A new report says Iowa courts are not all enforcing the updated minimum fines for illegally passing a stopped school bus.
Kadyn’s Law was passed March 16, 2012. The law provides for stricter penalties for failing to obey school bus warning lamps and stop signal arms.
Six months after the law was enacted, more than half of the convictions for failing to stop for a school bus were assessed the wrong penalty according to the report.
The report said the law requires a minimum fine of $250 for the first offense, but 65 percent (105 of 162) of the convictions between August 15 and October 31 were assessed a fine lower than that minimum $250.
Twenty Iowa school districts confirmed they are using cameras on the bus stop-arms as part of their compliance with Kadyn’s Law. So far, though, that system is proving inefficient and labor intensive.
Right now, the bus driver must note each violation and then the district must isolate images of the violator and provide them to local law enforcement. Then law enforcement must verify the violator’s identity and deliver a citation to the alleged driver.

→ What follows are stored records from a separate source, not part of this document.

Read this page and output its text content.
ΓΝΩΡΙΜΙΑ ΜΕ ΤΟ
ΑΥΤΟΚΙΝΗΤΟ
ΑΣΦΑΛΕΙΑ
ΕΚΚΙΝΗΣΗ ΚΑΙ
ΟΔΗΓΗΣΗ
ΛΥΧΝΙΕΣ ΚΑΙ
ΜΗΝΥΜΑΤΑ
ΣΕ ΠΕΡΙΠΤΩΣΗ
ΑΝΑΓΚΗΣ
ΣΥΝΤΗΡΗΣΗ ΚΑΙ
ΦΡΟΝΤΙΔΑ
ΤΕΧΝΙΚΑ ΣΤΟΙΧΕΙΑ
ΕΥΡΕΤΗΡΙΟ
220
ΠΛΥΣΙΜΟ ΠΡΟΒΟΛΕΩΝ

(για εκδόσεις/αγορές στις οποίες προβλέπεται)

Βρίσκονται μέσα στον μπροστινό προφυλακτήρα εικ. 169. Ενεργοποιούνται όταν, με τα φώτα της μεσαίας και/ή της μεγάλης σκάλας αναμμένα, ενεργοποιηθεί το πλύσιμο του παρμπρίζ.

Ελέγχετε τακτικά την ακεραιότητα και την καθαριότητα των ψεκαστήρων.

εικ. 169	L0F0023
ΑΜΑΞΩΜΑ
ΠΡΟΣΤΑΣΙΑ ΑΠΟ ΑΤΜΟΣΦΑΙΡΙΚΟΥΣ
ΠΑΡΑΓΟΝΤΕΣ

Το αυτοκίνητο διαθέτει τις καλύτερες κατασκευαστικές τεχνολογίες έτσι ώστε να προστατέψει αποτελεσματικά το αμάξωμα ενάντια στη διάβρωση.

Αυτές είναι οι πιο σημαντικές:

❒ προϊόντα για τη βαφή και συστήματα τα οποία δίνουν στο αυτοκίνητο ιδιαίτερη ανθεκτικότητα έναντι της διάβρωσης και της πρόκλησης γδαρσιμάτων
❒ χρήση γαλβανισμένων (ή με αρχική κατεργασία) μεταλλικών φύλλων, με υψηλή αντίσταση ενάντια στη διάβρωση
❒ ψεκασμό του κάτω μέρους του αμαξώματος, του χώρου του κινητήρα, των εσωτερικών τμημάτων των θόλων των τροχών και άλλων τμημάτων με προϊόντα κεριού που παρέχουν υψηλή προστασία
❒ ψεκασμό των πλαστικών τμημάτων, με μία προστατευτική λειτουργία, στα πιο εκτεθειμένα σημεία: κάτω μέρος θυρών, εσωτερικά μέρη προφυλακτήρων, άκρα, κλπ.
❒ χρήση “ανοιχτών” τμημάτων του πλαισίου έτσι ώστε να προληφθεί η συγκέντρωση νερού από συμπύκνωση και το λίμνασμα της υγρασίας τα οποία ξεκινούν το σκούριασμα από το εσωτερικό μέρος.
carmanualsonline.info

Researchers recommended making the stop-arm cameras system more like the red light cameras system, where the citations are issued to the vehicle owner and a vendor identifies potential violators. Cities that have red light cameras in place commonly use a vendor to preview violation images and to forward potential violation images to the city for review and possible citations. Those tickets are customarily issued to the vehicle owner based on the license plate on the car, and it is left to the vehicle owner to determine who was operating the vehicle at the time of the violation.